VfL-Profi Christian Pauli über seine Zeit am Stützpunkt
Das Messen mit den Besten

Tecklenburger Land / Osnabrück -

Der DFB wird trotz der letzten Endes doch ein wenig enttäuschend verlaufenden EM allenthalben für seine Nachwuchsarbeit gelobt. Doch nicht nur bei Kontinental- und Interkontinentalturnieren ist der Erfolg des Ausbildungssystems mit seinen Stützpunkten in jedem Fußballkreis zu sehen, sondern auch ganz direkt vor Ort.

Freitag, 06.07.2012, 18:07 Uhr

VfL-Profi Christian Pauli über seine Zeit am Stützpunkt : Das Messen mit den Besten
Über den Stützpunkt zum Fußball-Profi: Stürmer Christian Pauli vom VfL Osnabrück Foto: Carolin Kruppa

Zum Beispiel bei Christian Pauli . Der 20-jährige Stürmer war einer der ersten Kicker, die am Stützpunkt des Fußballkreises Tecklenburg in Dörenthe spielten, auch, nachdem er 2005 als 13-Jähriger zum VfL Osnabrück wechselte. Seit 2002 gibt es den Stützpunkt. Von 2003 bis 2007 kickte er einmal die Woche in Dörenthe. Heute ist Pauli eine feste Größe im Kader des Drittligisten.

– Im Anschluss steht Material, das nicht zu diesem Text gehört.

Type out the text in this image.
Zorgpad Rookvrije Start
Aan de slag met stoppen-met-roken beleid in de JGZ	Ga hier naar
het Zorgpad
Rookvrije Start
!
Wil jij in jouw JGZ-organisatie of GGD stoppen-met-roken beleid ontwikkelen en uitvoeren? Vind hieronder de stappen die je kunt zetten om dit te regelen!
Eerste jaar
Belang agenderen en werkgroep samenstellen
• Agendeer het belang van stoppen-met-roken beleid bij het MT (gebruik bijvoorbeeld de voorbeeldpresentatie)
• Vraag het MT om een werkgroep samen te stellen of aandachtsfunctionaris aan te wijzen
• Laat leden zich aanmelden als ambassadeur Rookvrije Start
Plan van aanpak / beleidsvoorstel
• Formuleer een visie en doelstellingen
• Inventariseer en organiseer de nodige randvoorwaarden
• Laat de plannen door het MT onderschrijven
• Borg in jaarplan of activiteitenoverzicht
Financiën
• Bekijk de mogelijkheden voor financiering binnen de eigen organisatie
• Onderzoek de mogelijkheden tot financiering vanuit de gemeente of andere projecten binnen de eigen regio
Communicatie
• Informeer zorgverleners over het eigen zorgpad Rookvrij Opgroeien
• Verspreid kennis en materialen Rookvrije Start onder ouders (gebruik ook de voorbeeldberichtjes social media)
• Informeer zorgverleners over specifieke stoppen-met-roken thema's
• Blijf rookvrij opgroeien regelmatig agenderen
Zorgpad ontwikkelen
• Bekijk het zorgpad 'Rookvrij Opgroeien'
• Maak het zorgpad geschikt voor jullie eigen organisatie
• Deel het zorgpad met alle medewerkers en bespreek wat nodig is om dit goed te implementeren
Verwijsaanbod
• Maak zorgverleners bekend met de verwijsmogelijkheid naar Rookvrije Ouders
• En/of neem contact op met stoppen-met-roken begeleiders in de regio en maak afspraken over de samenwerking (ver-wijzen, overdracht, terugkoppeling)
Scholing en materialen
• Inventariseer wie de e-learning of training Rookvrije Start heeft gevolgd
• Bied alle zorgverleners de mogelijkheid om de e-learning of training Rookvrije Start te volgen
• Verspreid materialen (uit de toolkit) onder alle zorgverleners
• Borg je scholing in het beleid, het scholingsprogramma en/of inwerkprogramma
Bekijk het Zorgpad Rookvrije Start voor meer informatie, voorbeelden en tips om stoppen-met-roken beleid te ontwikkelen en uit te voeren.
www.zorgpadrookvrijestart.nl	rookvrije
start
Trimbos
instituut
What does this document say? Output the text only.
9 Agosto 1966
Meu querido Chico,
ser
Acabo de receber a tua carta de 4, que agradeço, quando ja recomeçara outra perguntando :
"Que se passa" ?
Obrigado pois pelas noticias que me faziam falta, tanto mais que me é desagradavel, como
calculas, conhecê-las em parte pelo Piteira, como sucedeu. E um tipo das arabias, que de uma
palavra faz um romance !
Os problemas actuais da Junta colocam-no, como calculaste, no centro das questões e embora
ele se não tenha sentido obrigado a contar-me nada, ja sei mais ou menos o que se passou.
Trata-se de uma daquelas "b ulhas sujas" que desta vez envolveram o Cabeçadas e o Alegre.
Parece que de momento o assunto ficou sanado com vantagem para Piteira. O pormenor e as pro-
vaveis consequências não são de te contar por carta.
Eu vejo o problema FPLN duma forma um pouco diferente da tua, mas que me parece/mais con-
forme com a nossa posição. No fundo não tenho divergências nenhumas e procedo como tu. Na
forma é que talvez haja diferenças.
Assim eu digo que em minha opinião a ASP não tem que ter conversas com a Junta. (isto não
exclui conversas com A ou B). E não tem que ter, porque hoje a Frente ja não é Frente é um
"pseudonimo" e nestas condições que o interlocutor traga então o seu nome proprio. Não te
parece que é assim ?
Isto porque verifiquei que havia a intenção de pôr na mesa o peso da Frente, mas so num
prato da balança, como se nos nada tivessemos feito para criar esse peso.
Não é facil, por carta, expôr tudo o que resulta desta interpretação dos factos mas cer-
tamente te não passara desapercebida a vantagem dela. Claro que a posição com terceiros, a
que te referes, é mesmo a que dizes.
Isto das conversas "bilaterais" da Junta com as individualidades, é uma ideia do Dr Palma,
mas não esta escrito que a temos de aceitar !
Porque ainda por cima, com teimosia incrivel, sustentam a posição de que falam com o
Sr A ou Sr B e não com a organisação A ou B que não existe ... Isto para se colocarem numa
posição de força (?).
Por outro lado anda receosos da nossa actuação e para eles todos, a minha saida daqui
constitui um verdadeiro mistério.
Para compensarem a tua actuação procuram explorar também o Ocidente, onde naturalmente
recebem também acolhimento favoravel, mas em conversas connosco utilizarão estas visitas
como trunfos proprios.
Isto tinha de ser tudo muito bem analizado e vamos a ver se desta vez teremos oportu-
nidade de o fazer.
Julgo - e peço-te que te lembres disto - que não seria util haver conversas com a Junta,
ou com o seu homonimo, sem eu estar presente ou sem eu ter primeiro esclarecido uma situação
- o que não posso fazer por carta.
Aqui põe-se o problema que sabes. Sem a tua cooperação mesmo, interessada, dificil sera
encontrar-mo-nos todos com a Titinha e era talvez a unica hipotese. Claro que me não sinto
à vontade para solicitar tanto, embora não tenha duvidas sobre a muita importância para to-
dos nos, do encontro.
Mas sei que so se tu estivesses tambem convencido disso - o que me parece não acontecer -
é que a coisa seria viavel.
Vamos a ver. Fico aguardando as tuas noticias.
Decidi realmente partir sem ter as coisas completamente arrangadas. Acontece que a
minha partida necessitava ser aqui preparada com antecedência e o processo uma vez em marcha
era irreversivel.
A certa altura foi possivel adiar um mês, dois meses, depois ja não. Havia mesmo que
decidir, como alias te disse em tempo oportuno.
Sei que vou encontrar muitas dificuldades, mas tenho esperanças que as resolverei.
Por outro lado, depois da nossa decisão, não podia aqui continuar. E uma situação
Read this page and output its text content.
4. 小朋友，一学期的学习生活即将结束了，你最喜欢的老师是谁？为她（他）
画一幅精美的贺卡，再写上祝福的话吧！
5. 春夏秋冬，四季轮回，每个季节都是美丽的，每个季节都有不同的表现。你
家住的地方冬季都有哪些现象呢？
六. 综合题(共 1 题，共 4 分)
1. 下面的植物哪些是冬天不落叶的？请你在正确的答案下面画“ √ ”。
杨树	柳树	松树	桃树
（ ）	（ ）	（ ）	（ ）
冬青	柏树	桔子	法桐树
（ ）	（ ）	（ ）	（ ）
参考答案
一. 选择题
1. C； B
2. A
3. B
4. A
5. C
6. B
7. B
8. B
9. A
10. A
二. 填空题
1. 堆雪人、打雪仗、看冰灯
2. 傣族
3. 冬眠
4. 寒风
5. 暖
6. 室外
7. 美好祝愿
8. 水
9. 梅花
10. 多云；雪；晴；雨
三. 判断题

Auch wenn sich der Bürener an sein erstes Stützpunkt-Training nicht mehr erinnern kann, an seinen ersten Coach sehr wohl. „Ich habe mit Klaus Burandt angefangen und bin eigentlich die ganze Zeit bei ihm geblieben“, sagt Pauli. Nur im letzten Jahr habe er unter Dennis Berk trainiert. Das Training in Dörenthe war für den Jugendspieler Pauli mit einem erheblichen logistischen Aufwand verbunden, die einfache Strecke von Büren beträgt immerhin etwa 30 Kilometer. „Mein Elternhaus hat mich immer unterstützt. Mein Vater hat mich gefahren und dann bei den Einheiten zugeschaut“, sagt Pauli. „Das alles hat nur durch ein starkes Elternhaus funktioniert. Aus meiner Ecke war sonst keiner im Stützpunkt.“

Trotz der Fahrzeiten klingt im Gespräch mit Pauli eigentlich nur Positives über das Stützpunkttraining durch. „Ich habe dadurch eine größere Entwicklung bekommen, weil ich mich mit den Besten meiner Altersstufe messen konnte“, sagt der VfL-Profi, der zurzeit verletzt zuschauen muss. „Es war ein Training, auf das man sich immer gefreut hat, man hat viele Kontakte geknüpft und viel gelernt.“

Sogar so viel, dass Pauli den VfL Osnabrück in einem dreitägigen Probetraining überzeugte. Der VfL wollte Pauli und Pauli wollte zum VfL. „Ich habe ab und zu mit Klaus Burandt darüber geredet. Wir haben einen guten Draht“, so Pauli. „Er hat mir gesagt, es ist ein guter Schritt, nicht zu früh und nicht zu spät.“ Das Wichtigste sei, den Spaß nicht zu verlieren.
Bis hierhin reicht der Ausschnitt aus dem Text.